Another reason is that on scales large enough for the hydrostatic approximation to be valid, the pressure-gradient force in the equations of motion becomes simpler and density no longer becomes an explicit variable in the tendency equations [4]. Thus,a given geopotential gradient implies the same geostrophic wind at any height, whereas a given horizontal pressure gradient implies different values of the geostrophic wind depending on the density [20].

From the Global Data Assimilation System, three prognostic variables are chosen: geopotential height, air temperature, and relative humidity.
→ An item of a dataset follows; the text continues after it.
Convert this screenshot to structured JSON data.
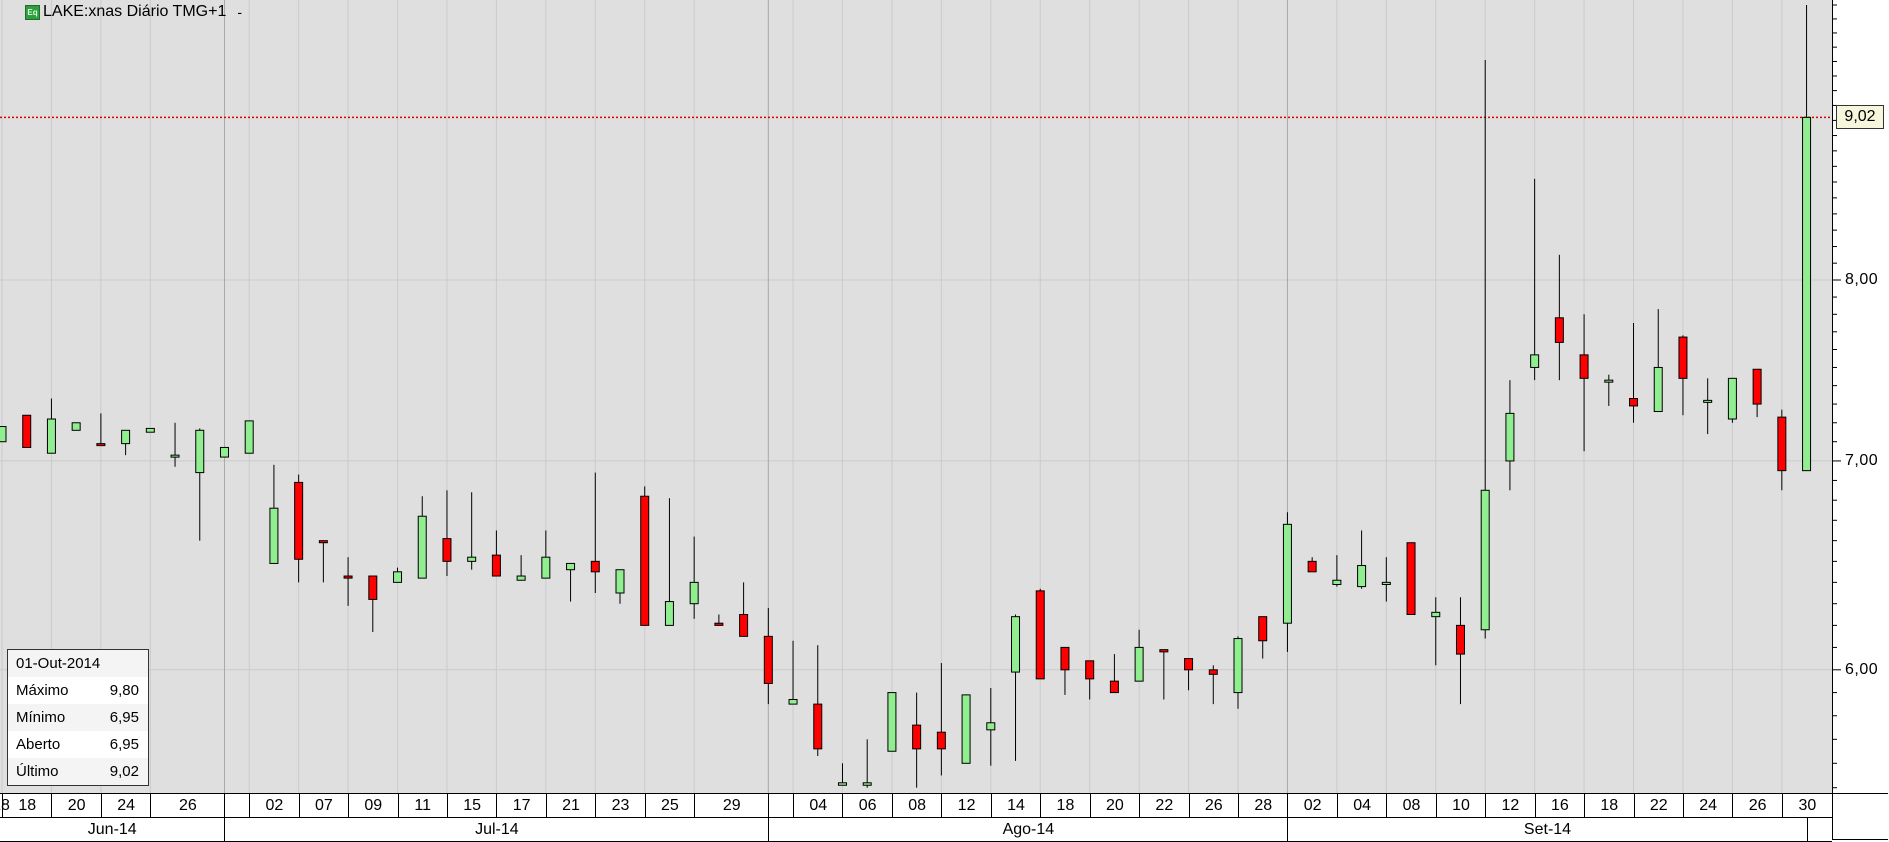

Geopotential Height is the height above sea level of a pressure level. For example, if a station reports that the 500 hPa height at its location is 5600 m, it means that the level of the atmosphere over that station at which the atmospheric pressure is 500 hPa is 5600 meters above sea level.

Geophysical sciences such as meteorology often prefer to express the horizontal pressure gradient force as the gradient of geopotential along a constant-pressure surface, because then it has the properties of a conservative force. For example, the primitive equations which weather forecast models solve use hydrostatic pressure as a vertical coordinate, and express the slopes of those pressure surfaces in terms of geopotential height. As such, this will be a parameter of great interest. From the aforementioned three selected parameters, any other parameter that is needed in the software can be calculated, including the wind. This will be discussed in greater depth in the next chapter.